An empirical analysis of airport efficiency: the Croatian case
Abstract
The main objective of this paper is to present an empirical application of the DEA method, by proposing an adequate model for determining the relative efficiencies of seven Croatian airports, and by analysing the obtained scores. To highlight different crucial aspects of airport performance in Croatia, four indicators are used for the period 2009-2014: personnel costs/airport throughput unit (ATU), total expenditures excluding personnel costs/ATU and total assets/ATU as input variables, while the output variable is total revenue/ATU.
To overcome certain limitations associated with the relationship between the number of the observed entities and the number of employed variables, and to provide dynamic efficiency results that usually reflect reality better than static ones, window analysis is used as an extension of basic input-oriented DEA models. In general, the findings indicate that, over the observed period, performance rankings change, and, with the exception of the last observed year, the relative performance of Croatian airports is gradually declining. Consequently, the airports of Split, Pula and Zadar were found to be efficient (“best practice” airports) in the four years, and the airports of Zagreb and Osijek in one single year. Based on the efficiency score averaged across the observed period, Split turned out to be most efficient whilst Osijek appeared to be least efficient. Total assets per ATU are identified as the most significant source of inefficiency.
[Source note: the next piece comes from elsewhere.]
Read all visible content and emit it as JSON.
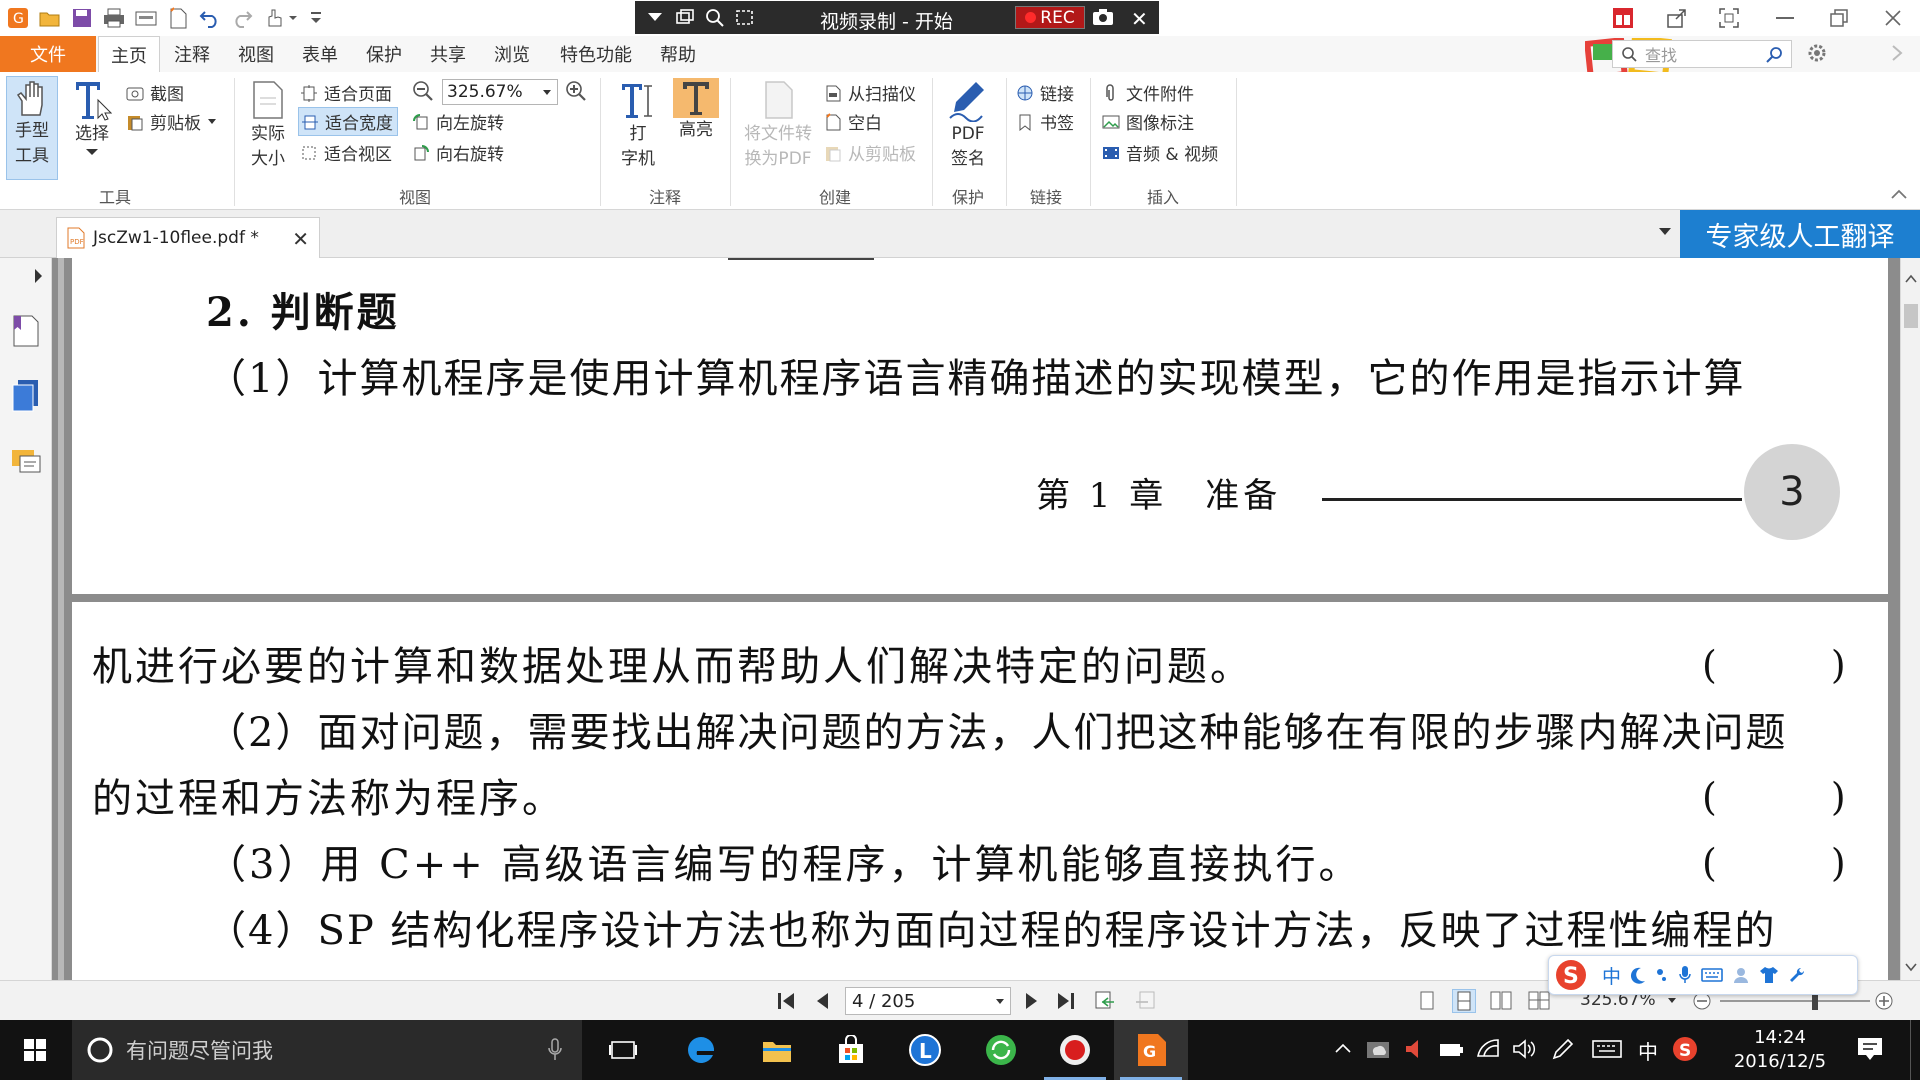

Using both constant and variable returns to scale assumptions, this paper is the first to decompose the technical efficiency of Croatian airports into two components – pure technical efficiency, which reflects the ability of an airport to obtain maximal outputs at an optimal scale, and scale efficiency, which reflects the distance of an observed airport from the most productive scale size. The significance of these results is in the fact that they offer the possibility of directly identifying inefficiency causes, and can serve as a basis for an a posteriori correction of previously made disadvantageous decisions.